According to survey conducted by the Slovak Academy of Sciences, a large majority of voters for both parties believe the coronavirus was created in a lab and deliberately disseminated, while just 40 per cent of Slovaks say they would get vaccinated against COVID-19 once a vaccine becomes available.
“Insufficient communication creates space for those who shout the loudest, although they often talk rubbish, from the absurdities about microchips and manipulations to the 5G networks,” Cox told the May 15 online discussion, referring to a conspiracy theory that 5G mobile technology helps spread the virus.
“We want to believe,” she said, “that in designing the latest technological solutions, the officials have kept in mind questions like digital exclusion or discrimination caused by the lack of internet access, or social oversight.”
Need for vigilance
As countries emerge from lockdown, the development of smartphone apps to combat the spread of COVID-19 is being watched with mounting concern by human rights organisations concerned at their potential for abuse.
“Some restrictions on people’s rights may be justifiable during a public health emergency, but people are being asked to sacrifice their privacy and turn over personal data for use by untested technologies,” Deborah Brown, senior digital rights researcher at Human Rights Watch, said last week.

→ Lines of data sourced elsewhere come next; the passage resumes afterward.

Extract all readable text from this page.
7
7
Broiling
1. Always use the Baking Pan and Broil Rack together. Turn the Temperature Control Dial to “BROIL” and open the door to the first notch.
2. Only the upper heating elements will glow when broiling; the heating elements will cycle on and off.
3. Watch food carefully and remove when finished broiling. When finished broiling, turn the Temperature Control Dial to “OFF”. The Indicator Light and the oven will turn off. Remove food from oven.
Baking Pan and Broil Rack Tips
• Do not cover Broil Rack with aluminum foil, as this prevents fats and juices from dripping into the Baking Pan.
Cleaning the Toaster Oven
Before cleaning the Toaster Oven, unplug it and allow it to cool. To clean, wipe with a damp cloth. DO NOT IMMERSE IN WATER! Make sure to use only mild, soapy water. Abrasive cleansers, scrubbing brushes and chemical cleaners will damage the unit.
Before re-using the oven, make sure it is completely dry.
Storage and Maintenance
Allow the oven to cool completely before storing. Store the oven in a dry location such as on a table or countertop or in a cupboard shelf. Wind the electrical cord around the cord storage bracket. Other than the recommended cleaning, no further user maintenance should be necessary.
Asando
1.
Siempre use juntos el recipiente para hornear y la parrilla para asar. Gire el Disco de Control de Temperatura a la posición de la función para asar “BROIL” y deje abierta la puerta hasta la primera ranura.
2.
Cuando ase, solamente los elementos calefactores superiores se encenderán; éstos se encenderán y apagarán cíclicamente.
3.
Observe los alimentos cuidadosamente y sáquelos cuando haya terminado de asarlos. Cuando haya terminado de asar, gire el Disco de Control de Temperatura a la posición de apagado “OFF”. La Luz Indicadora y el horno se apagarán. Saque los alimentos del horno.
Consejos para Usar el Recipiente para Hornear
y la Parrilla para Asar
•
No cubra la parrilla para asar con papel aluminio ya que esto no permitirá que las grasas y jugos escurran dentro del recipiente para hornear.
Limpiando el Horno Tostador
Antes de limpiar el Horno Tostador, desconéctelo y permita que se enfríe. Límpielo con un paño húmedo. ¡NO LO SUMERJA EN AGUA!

“Containing the pandemic and reopening society are essential goals, but we can do this without pervasive surveillance.”
Erik Lastic, head of the political science department at the Comenius University in Bratislava, said the pandemic had only further underlined the failure of the Slovak state to keep pace with technology. For years, corruption and incompetence have stymied efforts to create an effective digital public administration system.
“The last decade, at the least, has shown that the state is failing in the development of any information systems,” said Lastic, also taking part in the online discussion. “It would be very unrealistic to expect that the pandemic can suddenly change that.”
Lastic said it was “good” that legislation introduced to combat COVID-19 was limited to the end of 2020, but that the experience of some countries, particularly in sidestepping legal restraints in the fight against terrorism since the 9/11 attacks on the United States, showed the need for vigilance.
“It would be naïve to trust that the state would limit itself and that it wouldn’t use tools that had worked well for it once,” he said.